With regards to the siderophore exporters MmpL4 and MmpL5, we succeeded to determine a 3.1 Å cryo-EM structure of MmpL4 in complex with its natural substrate, desferrated mycobactin. In a series of functional experiments conducted with our collaborator Dr. Michael Niederweis (US), we could prove the functional importance of the novel mycobactin binding site for the export of mycobactins, but also the important reserve TB drug bedaquiline, which is effluxed by MmpL4 and MmpL5.
Further, we determined a combined X-ray/cryo-EM structure of the triacylglyceride exporter Rv1410, which works hand-in-hand with the lipoprotein LprG. The corresponding work published in Nature Communications describes molecular hallmarks of Rv1410 making it perfectly equipped to export apolar triacylglycerides.

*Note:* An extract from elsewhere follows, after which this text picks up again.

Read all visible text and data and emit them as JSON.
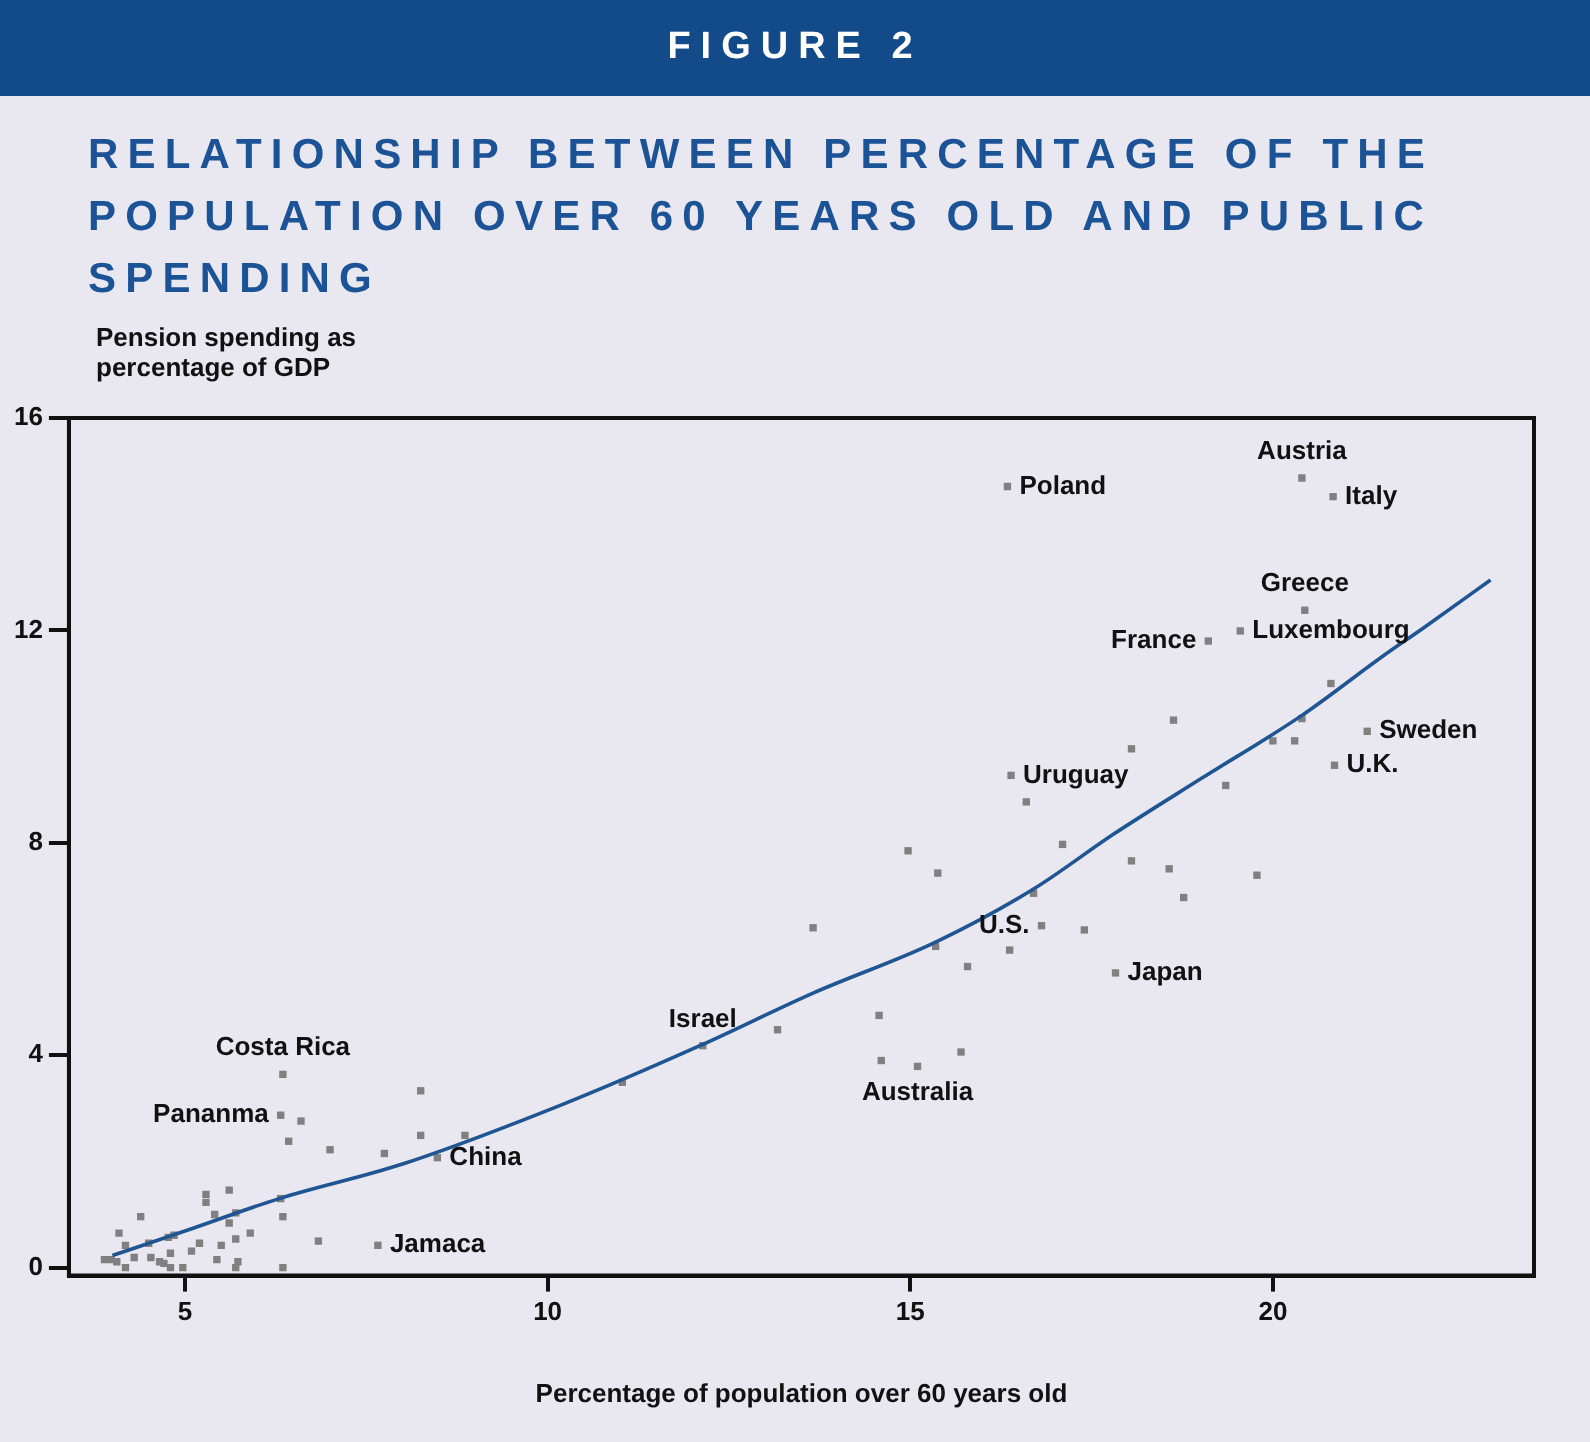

One aim of our proposed work was to identify novel siderophore transporter components by Tn-seq. Unfortunately, we were scooped in this regards and changed our plans to study PE/PPE proteins, which have emerged as a poorly studied yet important class of proteins likely acting as porins in M. tuberculosis. Within this novel PE/PPE project, we have engineered a Mycobacterium smegmatis strains that produce elevated levels of PE/PPE proteins and continue to explore the uncharted territory of the mycobacterial outer membrane, called the mycomembrane.
This project bridged the disciplines of structural biology (in particular cryo-EM) with protein biochemistry and microbiology using a unique blend of techniques.
Despite the fact that M. tuberculosis is one of the most extensively studied organisms, its complex cell wall as well as technical hurdles to purify and characterize mycobacterial membrane proteins has so far impeded the molecular investigation of siderophore transport. On the other hand, a number of excellent pioneering studies have shed light on genetic and functional aspects of mycobactin-mediated iron acquisition, upon which experimental work of this proposal built on. The project delivered unprecedented insights into proteins responsible for siderophore transport across the inner mycobacterial membranes. As a whole, the project shed light on the molecular mechanisms of mycobacterial membrane transport, which is a terra incognita and still awaits fascinating scientific discoveries. At the translational level, our research facilitates the development of novel cures to treat globally emerging multidrug resistant strains of M. tuberculosis.
The mycobacterial ABC exporter IrtAB imports and reduces mycobactins.